Zu Elektro die Füße stillzuhalten fällt jedem schwer. Und es gibt keinen allgemeingültigen Tanzstil, welcher performt werden müsste. Jeder Grobmotoriker hat die Möglichkeit zu beweisen, dass auch er tanzen kann. Denn egal wie man sich dreht und wendet, es passt irgendwie immer.
Eine weitere, nahezu erschreckende Feststellung bliebe in der Analyse der äußeren Umstände eines Elektroevents aufzuzeigen. Egal ob Fusionfestival oder kleines Tanzspektakel auf einer Elbinsel: veganes Futter, glückliche Kinder, Kaffee mit Sojamilch, alkfreie Getränke, fairste Preise bis umsonst. Die ökologisch, politisch korrekte, dynamische Message der vielfältigsten subkulturellen Zusammenhänge wird hier nicht nur ausgesprochen, sondern gelebt und direkt praktisch umgesetzt. Lasst den Worten Taten folgen. Elektro ist keineswegs nur stumpfes Beatgeballer ohne Message. Wo Punker noch skandieren, Technoheads noch Pillen schmeißen, Metaler noch saufen und Hardcorer noch posen, lebt der Elektro das schöne Leben. Einfach so und reißt alle mit, verbindet alle. Elektro ist der Punk der 2000´er, der Integrationshelfer einer Generation, die das trinken aus Schnabeltassen schon früh mit Hilfe von Coffee to go übt.
Bevor es also abends Diskussionen um die Auswahl der Tanzmusik geht: direkt Elektro rein.

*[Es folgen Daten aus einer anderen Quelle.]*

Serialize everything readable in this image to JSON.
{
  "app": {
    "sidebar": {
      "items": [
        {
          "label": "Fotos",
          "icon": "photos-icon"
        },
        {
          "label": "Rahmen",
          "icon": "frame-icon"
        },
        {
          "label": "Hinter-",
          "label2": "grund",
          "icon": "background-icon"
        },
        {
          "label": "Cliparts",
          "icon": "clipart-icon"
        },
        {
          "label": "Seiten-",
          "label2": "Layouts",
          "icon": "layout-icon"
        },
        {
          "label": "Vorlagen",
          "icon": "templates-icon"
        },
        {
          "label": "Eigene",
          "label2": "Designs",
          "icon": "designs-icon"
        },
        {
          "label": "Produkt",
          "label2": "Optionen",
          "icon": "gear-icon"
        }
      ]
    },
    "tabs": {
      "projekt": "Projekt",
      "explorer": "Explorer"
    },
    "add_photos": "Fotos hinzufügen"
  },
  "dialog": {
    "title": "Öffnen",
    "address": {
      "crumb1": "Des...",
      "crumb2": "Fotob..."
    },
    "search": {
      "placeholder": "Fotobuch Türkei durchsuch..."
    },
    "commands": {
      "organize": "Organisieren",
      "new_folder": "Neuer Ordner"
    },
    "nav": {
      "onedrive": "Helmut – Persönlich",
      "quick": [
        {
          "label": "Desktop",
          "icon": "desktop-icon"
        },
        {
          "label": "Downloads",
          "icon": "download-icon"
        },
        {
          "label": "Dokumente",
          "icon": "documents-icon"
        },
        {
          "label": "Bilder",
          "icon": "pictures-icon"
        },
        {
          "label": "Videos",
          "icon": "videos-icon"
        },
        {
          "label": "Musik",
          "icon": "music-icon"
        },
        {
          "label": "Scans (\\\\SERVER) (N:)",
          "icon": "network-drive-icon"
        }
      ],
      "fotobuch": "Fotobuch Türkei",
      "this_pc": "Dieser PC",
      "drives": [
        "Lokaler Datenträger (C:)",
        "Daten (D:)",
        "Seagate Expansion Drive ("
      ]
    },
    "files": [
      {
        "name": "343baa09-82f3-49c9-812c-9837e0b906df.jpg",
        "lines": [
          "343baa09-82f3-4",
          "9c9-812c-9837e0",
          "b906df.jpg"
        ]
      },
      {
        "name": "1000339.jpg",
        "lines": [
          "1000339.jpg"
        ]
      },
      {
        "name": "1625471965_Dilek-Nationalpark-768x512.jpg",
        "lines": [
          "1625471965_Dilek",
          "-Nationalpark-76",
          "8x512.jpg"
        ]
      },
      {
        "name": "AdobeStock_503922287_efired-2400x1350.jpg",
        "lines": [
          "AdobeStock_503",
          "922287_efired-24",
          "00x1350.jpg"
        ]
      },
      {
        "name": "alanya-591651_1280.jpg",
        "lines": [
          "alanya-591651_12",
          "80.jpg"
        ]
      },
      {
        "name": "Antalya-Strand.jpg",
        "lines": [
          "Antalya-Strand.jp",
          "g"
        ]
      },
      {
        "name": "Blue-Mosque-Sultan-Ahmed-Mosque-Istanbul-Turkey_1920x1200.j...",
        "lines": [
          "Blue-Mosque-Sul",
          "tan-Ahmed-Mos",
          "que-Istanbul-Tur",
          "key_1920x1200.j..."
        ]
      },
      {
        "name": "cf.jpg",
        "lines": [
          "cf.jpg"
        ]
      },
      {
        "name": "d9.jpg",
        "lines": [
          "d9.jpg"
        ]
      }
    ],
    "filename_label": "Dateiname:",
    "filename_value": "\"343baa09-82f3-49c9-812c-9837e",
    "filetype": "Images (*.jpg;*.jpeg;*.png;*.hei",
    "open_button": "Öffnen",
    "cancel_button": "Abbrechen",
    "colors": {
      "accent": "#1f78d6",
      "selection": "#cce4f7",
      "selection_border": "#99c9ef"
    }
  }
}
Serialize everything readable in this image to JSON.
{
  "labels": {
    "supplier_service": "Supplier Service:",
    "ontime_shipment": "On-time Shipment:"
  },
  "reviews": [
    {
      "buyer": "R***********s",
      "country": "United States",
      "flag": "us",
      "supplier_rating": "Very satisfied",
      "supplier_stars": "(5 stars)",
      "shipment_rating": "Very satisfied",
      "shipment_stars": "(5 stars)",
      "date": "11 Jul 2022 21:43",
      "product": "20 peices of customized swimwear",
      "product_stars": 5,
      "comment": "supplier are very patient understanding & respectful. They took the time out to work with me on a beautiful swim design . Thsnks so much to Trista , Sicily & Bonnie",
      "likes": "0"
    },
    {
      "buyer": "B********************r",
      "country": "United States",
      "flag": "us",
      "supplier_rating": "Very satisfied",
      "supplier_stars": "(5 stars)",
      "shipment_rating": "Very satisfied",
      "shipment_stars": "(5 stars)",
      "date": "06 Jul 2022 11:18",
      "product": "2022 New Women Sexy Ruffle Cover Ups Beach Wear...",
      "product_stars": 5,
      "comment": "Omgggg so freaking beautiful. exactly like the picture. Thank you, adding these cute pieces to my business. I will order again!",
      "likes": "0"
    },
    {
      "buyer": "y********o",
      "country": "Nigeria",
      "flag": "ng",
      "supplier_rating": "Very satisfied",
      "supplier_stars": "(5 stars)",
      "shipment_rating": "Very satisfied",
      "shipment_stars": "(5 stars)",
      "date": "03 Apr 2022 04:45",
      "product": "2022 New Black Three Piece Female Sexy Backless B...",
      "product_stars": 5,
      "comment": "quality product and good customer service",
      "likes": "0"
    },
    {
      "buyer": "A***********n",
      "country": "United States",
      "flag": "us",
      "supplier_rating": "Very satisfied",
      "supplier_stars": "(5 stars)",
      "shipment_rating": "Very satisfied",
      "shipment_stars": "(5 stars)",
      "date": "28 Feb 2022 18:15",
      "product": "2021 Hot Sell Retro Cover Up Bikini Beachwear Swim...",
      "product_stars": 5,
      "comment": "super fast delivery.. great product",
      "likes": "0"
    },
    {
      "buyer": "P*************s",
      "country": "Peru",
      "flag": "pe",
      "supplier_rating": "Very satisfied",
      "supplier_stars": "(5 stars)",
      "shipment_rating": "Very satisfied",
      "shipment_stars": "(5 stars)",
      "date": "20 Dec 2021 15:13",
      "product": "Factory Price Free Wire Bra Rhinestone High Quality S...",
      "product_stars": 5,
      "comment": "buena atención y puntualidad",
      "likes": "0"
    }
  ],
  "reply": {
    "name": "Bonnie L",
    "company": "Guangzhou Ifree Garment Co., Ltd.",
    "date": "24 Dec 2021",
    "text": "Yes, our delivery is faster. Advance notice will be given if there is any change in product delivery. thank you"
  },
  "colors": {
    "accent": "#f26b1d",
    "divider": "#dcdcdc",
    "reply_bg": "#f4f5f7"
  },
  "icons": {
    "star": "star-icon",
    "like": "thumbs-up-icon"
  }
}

Oder rein in den Elektro. Ein gutes Schreikonzert würde ich dem Elektrotanzabend natürlich immer noch vorziehen, denn es gibt noch die Bands die Wissen, wie man Basismusikalisch arbeitet, aber nicht um den Preis einer Freundschaft, deren musikalischen Interessen zu weit auseinanderdriften.